Le Flon à Lausanne
Une histoire presque sans fin
L'histoire du quartier du Flon remonte au 19e siècle. L'initiateur et réalisateur de la « ficelle », le funiculaire reliant Ouchy à Lausanne, M. Jean-Jacques Mercier, a acheté systématiquement toutes les parcelles de la vallée du Flon. Les matériaux extraits lors du percement du tunnel servirent à remblayer la vallée du Flon et à créer une plateforme, qui devint pendant presque cent ans le centre névralgique du transbordement des marchandises à Lausanne. Mais son importance diminua progressivement à partir des années 50. Alors que la société propriétaire et la ville concoctaient ensemble toutes sortes de stratégies de développement du quartier, prévoyant, toutes, de raser le quartier pour en reconstruire un nouveau, des locataires se présentaient et obtenaient des contrats de bail à durée limitée. Ils étaient issus des milieux alternatifs, mais également de divers milieux « en vue »: art, culture, artisanat, commerce de détail, restauration, vie nocturne, etc. On vit se développer une sorte de vie de village à petite échelle, avec des entreprises dont les activités s'enchaînaient sur 24 heures. Pendant ce temps, toutes les tentatives pour faire aboutir un plan d'aménagement du quartier échouaient. Même le concours d'urbanisme de 1988 – organisé par la ville contre la volonté des propriétaires et gagné par l'architecte Bernard Tschumi – n'eut pas de suite.
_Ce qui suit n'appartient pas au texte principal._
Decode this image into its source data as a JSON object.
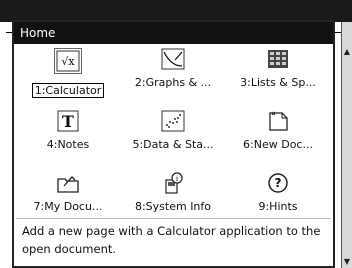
{
  "home": {
    "title": "Home",
    "apps": [
      {
        "label": "1:Calculator",
        "icon": "calculator-icon"
      },
      {
        "label": "2:Graphs & ...",
        "icon": "graphs-icon"
      },
      {
        "label": "3:Lists & Sp...",
        "icon": "lists-spreadsheet-icon"
      },
      {
        "label": "4:Notes",
        "icon": "notes-icon"
      },
      {
        "label": "5:Data & Sta...",
        "icon": "data-statistics-icon"
      },
      {
        "label": "6:New Doc...",
        "icon": "new-document-icon"
      },
      {
        "label": "7:My Docu...",
        "icon": "my-documents-icon"
      },
      {
        "label": "8:System Info",
        "icon": "system-info-icon"
      },
      {
        "label": "9:Hints",
        "icon": "hints-icon"
      }
    ],
    "selected": "1:Calculator",
    "description": "Add a new page with a Calculator application to the open document."
  }
}
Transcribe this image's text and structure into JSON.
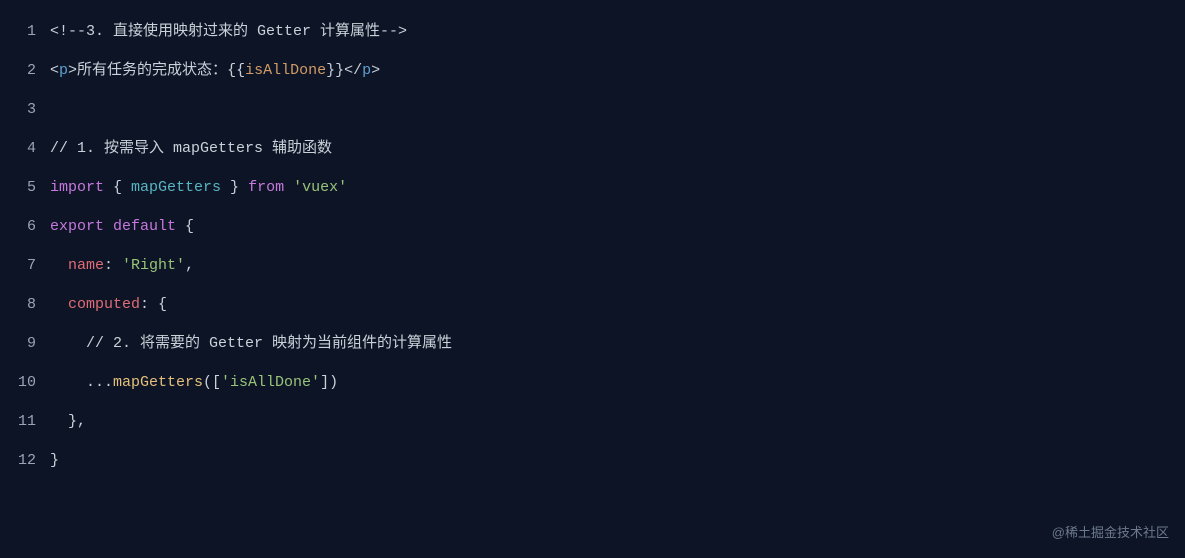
{
  "watermark": "@稀土掘金技术社区",
  "lines": [
    {
      "num": "1",
      "tokens": [
        {
          "cls": "token-comment",
          "text": "<!--3. 直接使用映射过来的 Getter 计算属性-->"
        }
      ]
    },
    {
      "num": "2",
      "tokens": [
        {
          "cls": "token-tag-bracket",
          "text": "<"
        },
        {
          "cls": "token-tag-name",
          "text": "p"
        },
        {
          "cls": "token-tag-bracket",
          "text": ">"
        },
        {
          "cls": "token-text",
          "text": "所有任务的完成状态："
        },
        {
          "cls": "token-text",
          "text": "{{"
        },
        {
          "cls": "token-variable",
          "text": "isAllDone"
        },
        {
          "cls": "token-text",
          "text": "}}"
        },
        {
          "cls": "token-tag-bracket",
          "text": "</"
        },
        {
          "cls": "token-tag-name",
          "text": "p"
        },
        {
          "cls": "token-tag-bracket",
          "text": ">"
        }
      ]
    },
    {
      "num": "3",
      "tokens": []
    },
    {
      "num": "4",
      "tokens": [
        {
          "cls": "token-comment",
          "text": "// 1. 按需导入 mapGetters 辅助函数"
        }
      ]
    },
    {
      "num": "5",
      "tokens": [
        {
          "cls": "token-keyword",
          "text": "import"
        },
        {
          "cls": "token-punctuation",
          "text": " { "
        },
        {
          "cls": "token-identifier",
          "text": "mapGetters"
        },
        {
          "cls": "token-punctuation",
          "text": " } "
        },
        {
          "cls": "token-keyword",
          "text": "from"
        },
        {
          "cls": "token-punctuation",
          "text": " "
        },
        {
          "cls": "token-string",
          "text": "'vuex'"
        }
      ]
    },
    {
      "num": "6",
      "tokens": [
        {
          "cls": "token-keyword",
          "text": "export"
        },
        {
          "cls": "token-punctuation",
          "text": " "
        },
        {
          "cls": "token-keyword",
          "text": "default"
        },
        {
          "cls": "token-punctuation",
          "text": " {"
        }
      ]
    },
    {
      "num": "7",
      "tokens": [
        {
          "cls": "token-punctuation",
          "text": "  "
        },
        {
          "cls": "token-property",
          "text": "name"
        },
        {
          "cls": "token-punctuation",
          "text": ": "
        },
        {
          "cls": "token-string",
          "text": "'Right'"
        },
        {
          "cls": "token-punctuation",
          "text": ","
        }
      ]
    },
    {
      "num": "8",
      "tokens": [
        {
          "cls": "token-punctuation",
          "text": "  "
        },
        {
          "cls": "token-property",
          "text": "computed"
        },
        {
          "cls": "token-punctuation",
          "text": ": {"
        }
      ]
    },
    {
      "num": "9",
      "tokens": [
        {
          "cls": "token-comment",
          "text": "    // 2. 将需要的 Getter 映射为当前组件的计算属性"
        }
      ]
    },
    {
      "num": "10",
      "tokens": [
        {
          "cls": "token-punctuation",
          "text": "    ..."
        },
        {
          "cls": "token-function",
          "text": "mapGetters"
        },
        {
          "cls": "token-punctuation",
          "text": "(["
        },
        {
          "cls": "token-string",
          "text": "'isAllDone'"
        },
        {
          "cls": "token-punctuation",
          "text": "])"
        }
      ]
    },
    {
      "num": "11",
      "tokens": [
        {
          "cls": "token-punctuation",
          "text": "  },"
        }
      ]
    },
    {
      "num": "12",
      "tokens": [
        {
          "cls": "token-punctuation",
          "text": "}"
        }
      ]
    }
  ]
}
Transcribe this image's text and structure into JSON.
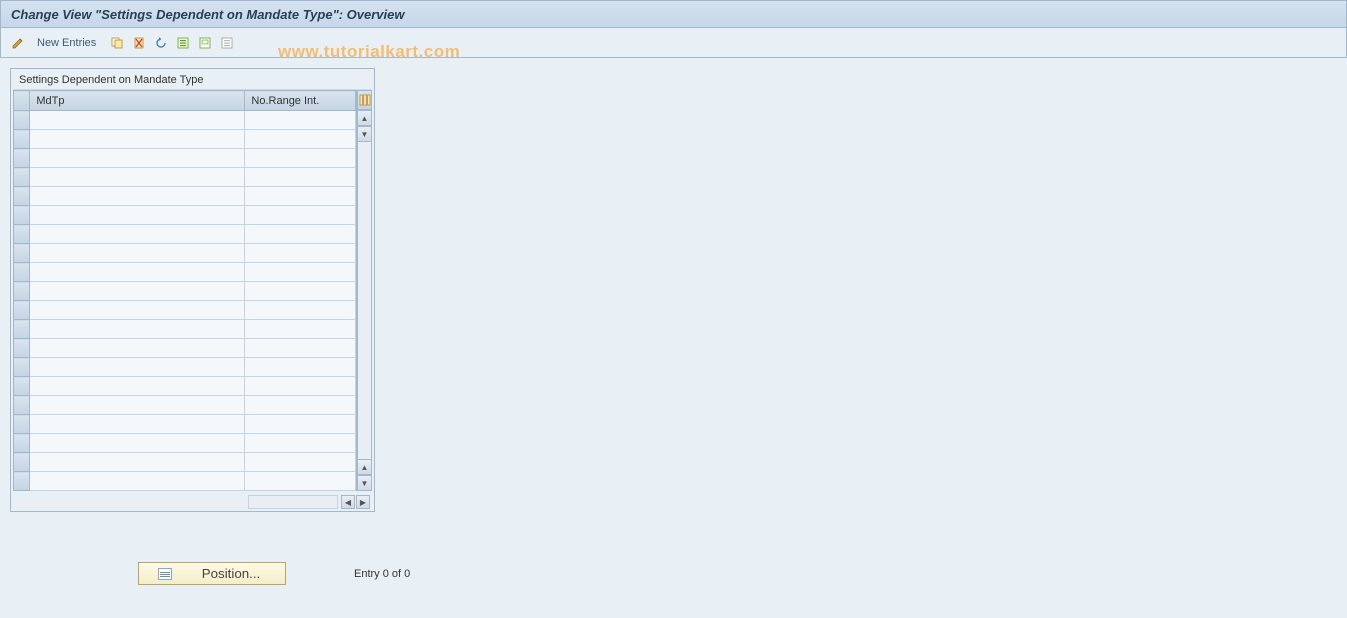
{
  "title": "Change View \"Settings Dependent on Mandate Type\": Overview",
  "toolbar": {
    "new_entries": "New Entries"
  },
  "table": {
    "caption": "Settings Dependent on Mandate Type",
    "columns": {
      "mdtp": "MdTp",
      "range": "No.Range Int."
    },
    "rows": [
      {
        "mdtp": "",
        "range": ""
      },
      {
        "mdtp": "",
        "range": ""
      },
      {
        "mdtp": "",
        "range": ""
      },
      {
        "mdtp": "",
        "range": ""
      },
      {
        "mdtp": "",
        "range": ""
      },
      {
        "mdtp": "",
        "range": ""
      },
      {
        "mdtp": "",
        "range": ""
      },
      {
        "mdtp": "",
        "range": ""
      },
      {
        "mdtp": "",
        "range": ""
      },
      {
        "mdtp": "",
        "range": ""
      },
      {
        "mdtp": "",
        "range": ""
      },
      {
        "mdtp": "",
        "range": ""
      },
      {
        "mdtp": "",
        "range": ""
      },
      {
        "mdtp": "",
        "range": ""
      },
      {
        "mdtp": "",
        "range": ""
      },
      {
        "mdtp": "",
        "range": ""
      },
      {
        "mdtp": "",
        "range": ""
      },
      {
        "mdtp": "",
        "range": ""
      },
      {
        "mdtp": "",
        "range": ""
      },
      {
        "mdtp": "",
        "range": ""
      }
    ]
  },
  "footer": {
    "position_label": "Position...",
    "entry_text": "Entry 0 of 0"
  },
  "watermark": "www.tutorialkart.com"
}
Le quartier de la honte devient le quartier à la mode
Au cours des années, le Flon devint un biotope social urbain plein de vie. Cependant, il restait considéré comme les « bas-fonds » de Lausanne, un lieu où l'on ne se risquait pas la nuit, car les milieux de la prostitution et de la drogue y faisaient la loi. Un premier changement eut lieu en 1984 lorsque l'entreprise d'exploitation du Lausanne-Ouchy céda l'exploitation du funiculaire à la ville de Lausanne. L'entreprise changea de nom – devenant la LO-Gestion SA – et changea d'objectifs, en se recentrant sur des activités immobilières. Mais il fallut attendre la professionnalisation du service immobilier de l'entreprise et l'arrivée au pouvoir d'une municipale ouverte pour que la situation se débloque. En 1999, le Service de l'urbanisme de la ville de Lausanne produisit un plan partiel d'affectation (PPA) qui fut enfin suivi d'effets. Le mot d'ordre de ce plan était « reprendre le meilleur du passé pour construire le futur ». En d'autres termes, il s'agissait de réhabiliter et réaffecter les bâtiments de manière avisée. Ainsi, certains bâtiments ont été conservés, entièrement ou partiellement, puis transformés. Les activités transitoires qui n'étaient pas sources de perturbations ont été autant que possible reprises. D'autres bâtiments ont été reconstruits, en respectant les dimensions des bâtiments antérieurs. L'objectif prioritaire était de conserver les traits distinctifs de ce quartier: dynamisme, diversité, et structure à petite échelle. Si le plan n'imposait pas d'affectations particulières, des activités s'enchaînant sur 24 heures se sont implantées, mais qui restent respectables, voire « chic ».